2023/07/29 21:54:14 [error] 27138#27138: *36093 recv() failed (104: Connection reset by peer) while reading response header from upstream, client: 95.94.77.55, server: example1.com, request: "GET /sd2.php HTTP/1.1", upstream: "fastcgi://unix:/run/php/php7.2-fpm.sock:", host: "www.example1.com"

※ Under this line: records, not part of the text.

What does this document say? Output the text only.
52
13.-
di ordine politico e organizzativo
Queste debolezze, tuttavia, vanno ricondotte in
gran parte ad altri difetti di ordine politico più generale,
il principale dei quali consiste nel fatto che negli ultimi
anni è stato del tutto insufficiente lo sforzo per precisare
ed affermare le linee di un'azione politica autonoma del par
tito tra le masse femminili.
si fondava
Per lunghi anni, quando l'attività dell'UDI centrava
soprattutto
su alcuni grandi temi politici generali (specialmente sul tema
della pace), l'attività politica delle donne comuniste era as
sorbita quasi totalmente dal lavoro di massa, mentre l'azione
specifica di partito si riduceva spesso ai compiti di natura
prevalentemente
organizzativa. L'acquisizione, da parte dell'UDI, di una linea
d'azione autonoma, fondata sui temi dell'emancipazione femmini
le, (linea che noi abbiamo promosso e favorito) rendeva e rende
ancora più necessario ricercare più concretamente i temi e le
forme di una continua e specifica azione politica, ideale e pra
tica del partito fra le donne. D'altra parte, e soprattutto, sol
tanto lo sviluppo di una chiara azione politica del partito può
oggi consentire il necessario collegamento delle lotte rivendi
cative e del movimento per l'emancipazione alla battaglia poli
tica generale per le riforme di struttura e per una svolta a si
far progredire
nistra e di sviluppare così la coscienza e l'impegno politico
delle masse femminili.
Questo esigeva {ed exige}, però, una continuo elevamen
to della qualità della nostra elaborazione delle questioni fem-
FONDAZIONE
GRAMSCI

And the php-fpm log that goes with it:
[29-Jul-2023 21:53:54.440363] DEBUG: pid 15827, fpm_pctl_perform_idle_server_maintenance(), line 378: [pool www] currently 2 active children, 27 spare children, 29 running children. Spawning rate 1
[29-Jul-2023 21:53:54.510612] WARNING: pid 15827, fpm_request_check_timed_out(), line 278: [pool www] child 16562, script '/var/www/html/vh2//public/sd2.php' (request: "GET /sd2.php") execution timed out (42.699082 sec), terminating
[29-Jul-2023 21:53:54.512034] DEBUG: pid 15827, fpm_got_signal(), line 75: received SIGCHLD
[29-Jul-2023 21:53:54.512087] WARNING: pid 15827, fpm_children_bury(), line 256: [pool www] child 16562 exited on signal 15 (SIGTERM) after 702.886545 seconds from start
[29-Jul-2023 21:53:54.512861] NOTICE: pid 15827, fpm_children_make(), line 425: [pool www] child 17005 started
[29-Jul-2023 21:53:54.512895] DEBUG: pid 15827, fpm_event_loop(), line 423: event module triggered 1 events
[29-Jul-2023 21:53:55.441977] DEBUG: pid 15827, fpm_pctl_perform_idle_server_maintenance(), line 378: [pool www] currently 1 active children, 28 spare children, 29 running children. Spawning rate 1
I don't understand what is happening with this, almost feels like a strange bug between curl + php-fpm + nginx. Thank you all!